Desafios do Uso da Inteligência Artificial nas Eleições de 2024

A Inteligência Artificial (IA) tem desempenhado um papel cada vez mais importante nas eleições em todo o mundo, incluindo no Brasil. No entanto, o uso da IA nas eleições também apresenta vários desafios significativos. Este artigo explora alguns desses desafios.

Violação da Privacidade e Proteção de Dados

Um dos riscos significativos associados ao avanço da Inteligência Artificial (IA) é a potencial violação dos direitos de privacidade e proteção de dados. Especificamente no contexto eleitoral, a utilização de robôs de mídia social (social media bots) que são capazes de interagir com outros usuários e influenciar debates cruciais que podem determinar o resultado de uma eleição é motivo de preocupação. Adicionalmente, existe o perigo das chamadas “bolhas ideológicas”, onde os usuários se engajam principalmente com publicações que refletem suas próprias opiniões.

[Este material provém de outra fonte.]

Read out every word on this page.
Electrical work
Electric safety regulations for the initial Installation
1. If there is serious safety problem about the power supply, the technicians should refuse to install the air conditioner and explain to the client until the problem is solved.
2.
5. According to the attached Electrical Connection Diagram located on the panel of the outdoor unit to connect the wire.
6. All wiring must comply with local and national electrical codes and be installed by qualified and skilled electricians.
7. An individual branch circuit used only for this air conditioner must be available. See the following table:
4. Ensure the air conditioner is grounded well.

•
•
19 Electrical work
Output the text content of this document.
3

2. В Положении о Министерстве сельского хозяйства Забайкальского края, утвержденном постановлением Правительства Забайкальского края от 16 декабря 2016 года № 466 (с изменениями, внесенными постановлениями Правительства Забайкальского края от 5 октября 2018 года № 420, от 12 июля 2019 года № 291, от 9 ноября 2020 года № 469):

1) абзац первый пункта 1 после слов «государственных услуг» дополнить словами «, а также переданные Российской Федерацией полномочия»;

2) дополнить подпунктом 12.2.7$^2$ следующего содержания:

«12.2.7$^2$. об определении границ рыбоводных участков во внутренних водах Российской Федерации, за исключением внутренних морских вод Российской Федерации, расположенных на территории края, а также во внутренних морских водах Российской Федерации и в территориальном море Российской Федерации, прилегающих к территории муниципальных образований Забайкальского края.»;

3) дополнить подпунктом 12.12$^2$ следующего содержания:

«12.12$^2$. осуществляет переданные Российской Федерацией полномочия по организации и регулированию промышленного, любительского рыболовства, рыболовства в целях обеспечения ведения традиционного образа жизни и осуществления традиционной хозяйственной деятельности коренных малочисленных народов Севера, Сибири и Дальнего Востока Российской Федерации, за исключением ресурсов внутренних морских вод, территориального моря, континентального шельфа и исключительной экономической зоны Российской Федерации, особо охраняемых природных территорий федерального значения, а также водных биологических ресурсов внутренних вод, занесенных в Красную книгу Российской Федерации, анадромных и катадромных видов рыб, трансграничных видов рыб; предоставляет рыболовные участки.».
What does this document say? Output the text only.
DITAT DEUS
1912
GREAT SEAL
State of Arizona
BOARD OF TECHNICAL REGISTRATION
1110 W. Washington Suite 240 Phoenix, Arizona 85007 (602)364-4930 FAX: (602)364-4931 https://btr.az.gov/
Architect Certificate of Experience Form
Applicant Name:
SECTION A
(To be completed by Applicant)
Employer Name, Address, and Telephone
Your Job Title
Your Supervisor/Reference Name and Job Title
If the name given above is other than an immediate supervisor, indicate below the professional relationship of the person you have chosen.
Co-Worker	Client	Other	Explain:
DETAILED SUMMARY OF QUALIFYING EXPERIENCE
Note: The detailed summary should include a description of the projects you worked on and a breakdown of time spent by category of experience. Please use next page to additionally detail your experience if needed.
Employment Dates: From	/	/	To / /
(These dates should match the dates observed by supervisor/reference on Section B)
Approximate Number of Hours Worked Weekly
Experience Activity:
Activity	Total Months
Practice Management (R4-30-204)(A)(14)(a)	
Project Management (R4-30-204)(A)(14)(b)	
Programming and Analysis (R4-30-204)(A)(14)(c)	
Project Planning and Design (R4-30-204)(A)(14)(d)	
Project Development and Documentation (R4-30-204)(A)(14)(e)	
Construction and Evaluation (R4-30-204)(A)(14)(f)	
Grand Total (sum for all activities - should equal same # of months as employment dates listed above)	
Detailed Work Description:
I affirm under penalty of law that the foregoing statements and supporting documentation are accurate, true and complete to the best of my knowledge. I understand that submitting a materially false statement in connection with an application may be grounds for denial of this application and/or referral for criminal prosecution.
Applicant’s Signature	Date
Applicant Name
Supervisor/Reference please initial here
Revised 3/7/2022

Manipulação da Opinião Pública

O incidente envolvendo o Facebook nos Estados Unidos evidenciou a capacidade da Inteligência Artificial (IA) de manipular e influenciar a opinião pública. A Cambridge Analytica, por meio da coleta não autorizada de dados pessoais de milhões de usuários, empregou algoritmos de IA para construir perfis psicográficos e direcionar mensagens altamente personalizadas. Este evento destacou o uso potencial da IA como instrumento de manipulação eleitoral, levantando questões sobre a integridade dos processos democráticos.

Necessidade de Regulamentação

Necessidade de Regulamentação
Em todo o mundo, nações estão tomando medidas para enfrentar os desafios apresentados pela Inteligência Artificial (IA), estabelecendo entidades reguladoras específicas. A União Europeia (UE) implementou o Regulamento Geral de Proteção de Dados (GDPR), que estabelece diretrizes rigorosas para a coleta, armazenamento e uso de dados pessoais. Na Índia, a Autoridade de Dados e Inteligência Artificial foi criada para supervisionar a proteção de dados e a governança da IA. A China, por sua vez, instituiu a Agência de Ciência e Tecnologia da China, com foco na regulação e governança da IA.

O cenário Brasileiro

No contexto brasileiro, é evidente a necessidade urgente de estabelecer uma entidade nacional para regular a IA, especialmente em seu uso nas eleições. Tal entidade seria responsável por desenvolver e implementar diretrizes claras para o uso ético da IA em campanhas eleitorais, assegurando transparência, igualdade de oportunidades e proteção dos direitos democráticos.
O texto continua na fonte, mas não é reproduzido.